Seha to shed services in major shift towards private health care in Abu Dhabi

Seha, launched in 2007, manages all public hospitals and clinics in the emirate, accounting for almost 70 per cent of Abu Dhabi’s healthcare sector.
A patient is treated at the emergency room at Sheikh Khalifa Medical City. Delores Johnson / The National
A patient is treated at the emergency room at Sheikh Khalifa Medical City. Delores Johnson / The National

Major privatisations are planned in Abu Dhabi’s healthcare sector.

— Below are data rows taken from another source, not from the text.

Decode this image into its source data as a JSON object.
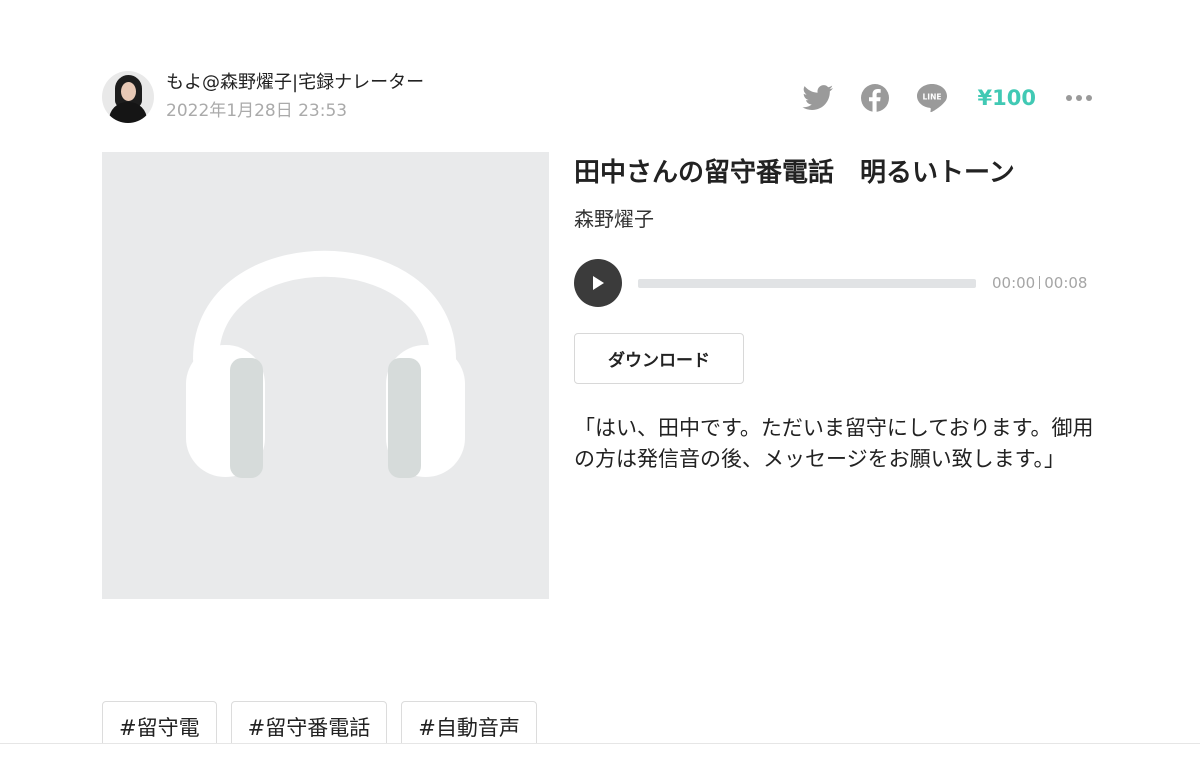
{
  "author": {
    "name": "もよ@森野燿子|宅録ナレーター",
    "date": "2022年1月28日 23:53"
  },
  "actions": {
    "icons": [
      "twitter-icon",
      "facebook-icon",
      "line-icon"
    ],
    "price": "¥100",
    "more_icon": "more-icon"
  },
  "cover": {
    "icon": "headphones-icon",
    "colors": {
      "background": "#e9eaeb",
      "headphones": "#ffffff",
      "cushions": "#d6dbda"
    }
  },
  "audio": {
    "title": "田中さんの留守番電話　明るいトーン",
    "artist": "森野燿子",
    "current_time": "00:00",
    "duration": "00:08",
    "progress": 0,
    "download_label": "ダウンロード"
  },
  "description": "「はい、田中です。ただいま留守にしております。御用の方は発信音の後、メッセージをお願い致します。」",
  "tags": [
    "#留守電",
    "#留守番電話",
    "#自動音声"
  ],
  "colors": {
    "accent": "#41c9b4",
    "icon_gray": "#9a9a9a",
    "text": "#222222",
    "meta": "#aaaaaa"
  }
}
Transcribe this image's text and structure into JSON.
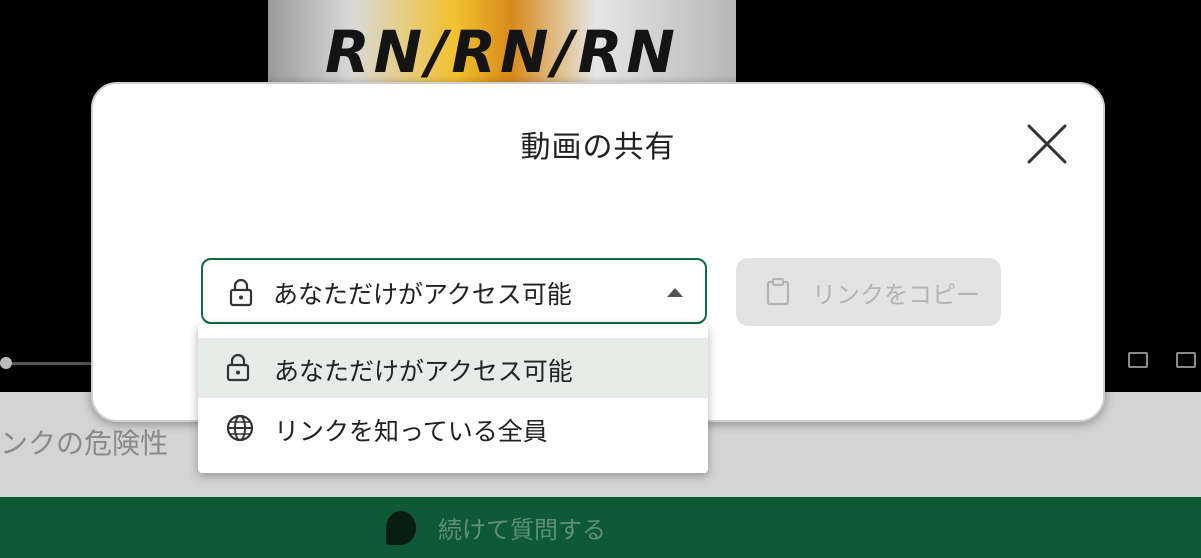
{
  "background": {
    "thumbnail_text": "RN/RN/RN",
    "content_text": "ンクの危険性",
    "action_bar_label": "続けて質問する"
  },
  "modal": {
    "title": "動画の共有",
    "close_icon": "close-icon",
    "access_select": {
      "value": "あなただけがアクセス可能",
      "icon": "lock-icon",
      "expanded": true
    },
    "copy_link_button": {
      "label": "リンクをコピー",
      "icon": "clipboard-icon",
      "disabled": true
    },
    "dropdown": {
      "options": [
        {
          "label": "あなただけがアクセス可能",
          "icon": "lock-icon",
          "selected": true
        },
        {
          "label": "リンクを知っている全員",
          "icon": "globe-icon",
          "selected": false
        }
      ]
    }
  },
  "colors": {
    "accent_green": "#0d6b3f",
    "selected_option_bg": "#e6ede9",
    "disabled_button_bg": "#e3e3e3"
  }
}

“We are being mandated that over time, and fairly quickly, we will have to change the entire operational profile of Abu Dhabi Health Services [Seha],” said Harris Allen, the deputy group chief financial officer at Seha. “Part of that is that we will drop dramatically in volume.

“Seha will now start doing … more aggressively what we didn’t do for the first seven years [and] start to move on privatisations,” Mr Allen said.

He declined to state which assets Seha planned to privatise.

“If you look at the decree to create Seha, it was mandated to be at the front end of the transition to privatisation,” he said. “But in the past six months, all that is back on the table.”

Seha, launched in 2007, manages all public hospitals and clinics in the emirate, accounting for almost 70 per cent of Abu Dhabi’s healthcare sector. It operates eight hospital brands including Al Gharbia Hospitals, Tawam Hospital and Sheikh Khalifa Medical City, as well as a large number of primary-care clinics.

Seha has 100 per cent of the dialysis market and a significant share of the mobile clinic segment.

Government-subsidised Seha hospitals treated 61 per cent of inpatients and 38 per cent of all hospital outpatients last year, according to the Health Authority of Abu Dhabi (Haad).

“We currently see lots of patients we don’t need to see,” Mr Allen said. State-run emergency care services are feeling the pressure as patients with minor ailments clog acute care facilities, The National reported on June 3.

“[Privatisation] raises a tonne of questions,” he said. “It’s nice to say Seha will get out of particular businesses. But if particular services are going to go to the private sector, [this will have] to be in sync with government policy and regulation.”

Haad and Daman, the national insurance company, will have to create new payment systems to ensure there is an incentive for private companies to enter particular sectors, Mr Allen said.

“On a lot of the services Seha provides for the sickest patients, we lose money and we will always lose money,” he said.

Therefore, higher reimbursements will be needed if these services are to be successfully spun off.

“The strategy of the government of Abu Dhabi is to aggressively start moving towards growing the private sector and giving patients choice,” Mr Allen said.

Haad has identified skill and capacity gaps in a number of medical segments, including critical and emergency care, paediatrics, oncology, rehabilitation and psychiatry.